There are two very old blue towels in the bathroom. They sit among a dozen or so newer, fluffier, bigger towels. And if those aren't enough there are many, many more in the linen closet, most of which have never been used.
Yet it is the old blue towels to which I return every morning. They are not the best towels, but they are my towels. I like using them, even though they are in such a state that it would never occur to me to let a guest use them.
The one in the picture has a huge hole in it. Actually, it's almost perfectly rectangular, and the lines of the tear are quite straight. It's as if someone at one point brought scissors to the bathroom and neatly excised a chunk of my towel.

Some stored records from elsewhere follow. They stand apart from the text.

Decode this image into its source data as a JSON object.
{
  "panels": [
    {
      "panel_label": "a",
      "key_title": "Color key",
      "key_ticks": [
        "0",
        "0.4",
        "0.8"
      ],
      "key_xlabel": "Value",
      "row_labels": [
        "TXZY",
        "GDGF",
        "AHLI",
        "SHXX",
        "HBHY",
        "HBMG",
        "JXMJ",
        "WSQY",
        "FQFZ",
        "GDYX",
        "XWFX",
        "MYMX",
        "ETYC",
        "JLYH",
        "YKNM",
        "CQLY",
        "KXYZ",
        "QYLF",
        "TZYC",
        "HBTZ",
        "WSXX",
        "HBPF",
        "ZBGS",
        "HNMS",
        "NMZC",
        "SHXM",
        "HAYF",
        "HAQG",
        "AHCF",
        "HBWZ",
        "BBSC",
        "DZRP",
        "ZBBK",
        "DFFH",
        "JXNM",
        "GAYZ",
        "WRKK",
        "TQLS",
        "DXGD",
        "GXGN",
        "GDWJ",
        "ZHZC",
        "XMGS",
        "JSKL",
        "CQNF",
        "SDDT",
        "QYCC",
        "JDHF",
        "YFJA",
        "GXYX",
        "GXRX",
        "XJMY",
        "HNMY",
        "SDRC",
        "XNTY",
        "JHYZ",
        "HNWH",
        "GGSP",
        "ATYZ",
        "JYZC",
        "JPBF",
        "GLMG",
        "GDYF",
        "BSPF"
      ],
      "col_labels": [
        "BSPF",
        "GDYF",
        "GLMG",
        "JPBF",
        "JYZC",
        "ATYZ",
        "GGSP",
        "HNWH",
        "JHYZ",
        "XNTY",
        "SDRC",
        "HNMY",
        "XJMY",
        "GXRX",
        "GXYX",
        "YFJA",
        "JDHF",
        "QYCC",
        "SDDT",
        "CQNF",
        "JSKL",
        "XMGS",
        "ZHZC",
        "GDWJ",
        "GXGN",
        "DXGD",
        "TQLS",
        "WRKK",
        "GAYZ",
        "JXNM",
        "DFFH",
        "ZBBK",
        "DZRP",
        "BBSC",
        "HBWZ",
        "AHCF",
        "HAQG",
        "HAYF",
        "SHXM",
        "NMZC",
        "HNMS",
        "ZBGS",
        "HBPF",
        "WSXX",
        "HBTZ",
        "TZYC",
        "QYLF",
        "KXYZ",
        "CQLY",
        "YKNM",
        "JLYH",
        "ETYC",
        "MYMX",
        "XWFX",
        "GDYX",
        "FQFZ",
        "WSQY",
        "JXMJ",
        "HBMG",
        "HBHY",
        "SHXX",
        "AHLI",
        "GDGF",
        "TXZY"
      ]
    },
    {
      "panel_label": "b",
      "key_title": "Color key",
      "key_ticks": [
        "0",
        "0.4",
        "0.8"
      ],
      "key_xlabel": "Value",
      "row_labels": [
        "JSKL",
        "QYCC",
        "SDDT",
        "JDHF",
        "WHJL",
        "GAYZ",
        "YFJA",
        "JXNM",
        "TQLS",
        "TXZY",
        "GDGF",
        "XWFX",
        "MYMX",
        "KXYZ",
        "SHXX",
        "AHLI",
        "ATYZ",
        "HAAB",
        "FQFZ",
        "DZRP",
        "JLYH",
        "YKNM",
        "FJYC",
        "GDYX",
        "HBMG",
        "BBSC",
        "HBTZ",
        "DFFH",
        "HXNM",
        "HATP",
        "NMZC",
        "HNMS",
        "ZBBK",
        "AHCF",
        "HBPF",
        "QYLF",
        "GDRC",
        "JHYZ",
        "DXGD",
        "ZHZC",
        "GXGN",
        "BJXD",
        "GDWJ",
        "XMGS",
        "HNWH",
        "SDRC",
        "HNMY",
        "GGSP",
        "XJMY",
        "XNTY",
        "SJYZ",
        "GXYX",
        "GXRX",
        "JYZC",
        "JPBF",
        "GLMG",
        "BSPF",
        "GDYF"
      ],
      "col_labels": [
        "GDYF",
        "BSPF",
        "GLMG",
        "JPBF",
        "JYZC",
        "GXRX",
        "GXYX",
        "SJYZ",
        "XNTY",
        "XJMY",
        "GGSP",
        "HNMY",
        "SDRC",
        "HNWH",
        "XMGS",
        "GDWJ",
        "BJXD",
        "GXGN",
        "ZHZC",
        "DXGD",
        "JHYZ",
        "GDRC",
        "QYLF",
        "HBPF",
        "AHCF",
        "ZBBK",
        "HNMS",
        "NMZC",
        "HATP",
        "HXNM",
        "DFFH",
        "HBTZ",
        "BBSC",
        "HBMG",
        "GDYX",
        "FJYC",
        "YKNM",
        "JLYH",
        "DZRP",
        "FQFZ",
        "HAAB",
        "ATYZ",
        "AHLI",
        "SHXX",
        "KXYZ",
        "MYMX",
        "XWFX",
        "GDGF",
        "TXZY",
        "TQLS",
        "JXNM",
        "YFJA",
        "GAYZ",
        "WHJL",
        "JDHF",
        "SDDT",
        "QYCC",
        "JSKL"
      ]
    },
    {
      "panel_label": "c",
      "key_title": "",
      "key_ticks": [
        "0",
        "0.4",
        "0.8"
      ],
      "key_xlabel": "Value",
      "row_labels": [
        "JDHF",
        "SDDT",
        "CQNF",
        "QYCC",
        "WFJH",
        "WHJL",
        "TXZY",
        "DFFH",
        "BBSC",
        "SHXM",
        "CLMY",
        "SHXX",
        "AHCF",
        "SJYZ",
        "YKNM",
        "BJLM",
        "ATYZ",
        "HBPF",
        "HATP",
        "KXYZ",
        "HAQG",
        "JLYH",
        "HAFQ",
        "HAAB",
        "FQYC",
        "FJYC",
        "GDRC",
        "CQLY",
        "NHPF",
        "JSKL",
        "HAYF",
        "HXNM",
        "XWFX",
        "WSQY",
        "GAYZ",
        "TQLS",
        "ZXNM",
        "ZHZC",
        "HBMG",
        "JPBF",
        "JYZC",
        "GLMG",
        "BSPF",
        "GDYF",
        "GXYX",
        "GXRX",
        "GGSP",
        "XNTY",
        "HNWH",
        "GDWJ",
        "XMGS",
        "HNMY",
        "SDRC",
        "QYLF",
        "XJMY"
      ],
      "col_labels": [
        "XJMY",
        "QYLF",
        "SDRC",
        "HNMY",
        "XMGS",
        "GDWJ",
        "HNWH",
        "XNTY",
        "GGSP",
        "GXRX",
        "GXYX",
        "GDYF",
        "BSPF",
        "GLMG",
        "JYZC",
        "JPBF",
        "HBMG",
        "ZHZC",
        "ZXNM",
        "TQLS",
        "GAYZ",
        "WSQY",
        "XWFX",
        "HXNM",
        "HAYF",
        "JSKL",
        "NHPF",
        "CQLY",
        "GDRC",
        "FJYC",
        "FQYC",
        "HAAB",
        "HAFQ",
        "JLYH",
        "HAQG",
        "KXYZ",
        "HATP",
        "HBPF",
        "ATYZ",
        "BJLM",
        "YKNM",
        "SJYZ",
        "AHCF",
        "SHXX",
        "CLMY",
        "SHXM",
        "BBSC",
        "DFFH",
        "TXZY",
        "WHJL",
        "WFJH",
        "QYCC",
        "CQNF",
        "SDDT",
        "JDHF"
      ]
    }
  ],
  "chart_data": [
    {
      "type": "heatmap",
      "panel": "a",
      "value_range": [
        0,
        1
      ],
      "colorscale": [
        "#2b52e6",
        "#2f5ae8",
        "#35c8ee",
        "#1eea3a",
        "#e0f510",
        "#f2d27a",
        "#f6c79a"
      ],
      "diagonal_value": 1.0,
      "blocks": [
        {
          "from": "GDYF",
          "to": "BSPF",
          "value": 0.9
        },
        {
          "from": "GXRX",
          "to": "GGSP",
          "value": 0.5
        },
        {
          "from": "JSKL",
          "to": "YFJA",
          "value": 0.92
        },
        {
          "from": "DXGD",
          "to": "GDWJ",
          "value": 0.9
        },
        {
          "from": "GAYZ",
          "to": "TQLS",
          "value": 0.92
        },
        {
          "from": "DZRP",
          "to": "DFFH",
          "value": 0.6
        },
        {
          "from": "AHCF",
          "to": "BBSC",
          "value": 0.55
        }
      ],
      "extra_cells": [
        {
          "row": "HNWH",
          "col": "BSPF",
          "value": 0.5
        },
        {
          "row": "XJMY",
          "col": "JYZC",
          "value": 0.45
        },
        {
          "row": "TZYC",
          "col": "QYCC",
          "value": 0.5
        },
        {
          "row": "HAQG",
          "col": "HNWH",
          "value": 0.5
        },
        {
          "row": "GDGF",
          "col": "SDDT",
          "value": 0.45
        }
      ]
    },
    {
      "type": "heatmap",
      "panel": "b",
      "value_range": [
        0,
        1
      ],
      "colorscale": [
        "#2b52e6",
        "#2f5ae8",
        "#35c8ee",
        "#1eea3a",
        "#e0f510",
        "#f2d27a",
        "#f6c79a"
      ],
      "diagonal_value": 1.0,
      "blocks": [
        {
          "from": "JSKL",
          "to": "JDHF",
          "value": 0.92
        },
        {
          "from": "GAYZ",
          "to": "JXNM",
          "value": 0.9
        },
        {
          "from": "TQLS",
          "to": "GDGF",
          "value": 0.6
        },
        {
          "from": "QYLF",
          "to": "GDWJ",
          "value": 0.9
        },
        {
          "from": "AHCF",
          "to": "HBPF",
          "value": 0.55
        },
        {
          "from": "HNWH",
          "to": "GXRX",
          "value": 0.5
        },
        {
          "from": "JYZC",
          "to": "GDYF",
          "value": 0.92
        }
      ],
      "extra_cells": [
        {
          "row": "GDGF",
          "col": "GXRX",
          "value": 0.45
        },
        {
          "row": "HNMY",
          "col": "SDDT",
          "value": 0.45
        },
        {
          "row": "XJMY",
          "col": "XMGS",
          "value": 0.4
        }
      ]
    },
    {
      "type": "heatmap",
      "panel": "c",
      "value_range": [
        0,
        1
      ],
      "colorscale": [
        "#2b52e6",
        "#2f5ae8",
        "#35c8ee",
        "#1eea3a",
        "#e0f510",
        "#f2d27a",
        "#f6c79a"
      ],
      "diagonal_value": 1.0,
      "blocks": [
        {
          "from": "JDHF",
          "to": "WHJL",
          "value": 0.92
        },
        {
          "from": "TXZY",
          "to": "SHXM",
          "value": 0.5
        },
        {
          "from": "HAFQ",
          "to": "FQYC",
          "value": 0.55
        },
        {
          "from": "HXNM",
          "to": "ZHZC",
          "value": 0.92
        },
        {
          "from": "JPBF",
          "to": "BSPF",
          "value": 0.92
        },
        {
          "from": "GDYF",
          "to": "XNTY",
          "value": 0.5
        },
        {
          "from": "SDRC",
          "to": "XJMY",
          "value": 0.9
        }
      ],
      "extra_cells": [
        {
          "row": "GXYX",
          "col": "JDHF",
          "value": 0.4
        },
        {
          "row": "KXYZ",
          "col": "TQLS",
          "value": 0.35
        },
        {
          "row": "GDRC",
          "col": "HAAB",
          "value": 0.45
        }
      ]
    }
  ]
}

That, of course, has not stopped me from using the towel. If anything, it has made me even more committed to using it, knowing that at some point that rectangular gap may widen, or even tear apart the whole towel. And that will be the end of it, because as much as I love that towel, I will not love it when it is the size of a dishtowel. I have very few requirements in this area, but one is an easy two-handed buff of my wide, wet butt.
Not having the blue towels would be distressing, though. It would be like sitting in a different chair at the table or the wrong spot of the couch in the living room. It would be nearly as difficult as trying to fall asleep on the wrong side of the bed.
I don't think of myself as a creature of habit, but maybe that's one more time I am kidding myself. I don't really know why I feel so strongly that it's the old blue towels or no towels. It may go back to my childhood when I couldn't get to sleep without my blanket, not the one you pull over your shoulders, but the little one I had had since I was an infant. The one I called "my banky" long after I had stopped baby talk.
I'm not sure how old I was when my parents finally broke me of that habit, but I was old enough that I can still remember when I needed that blanket in my hand as I went to bed. I will have to ask my mother how she broke me of the habit. It would be spooky to find out she cut a rectangular hole in it.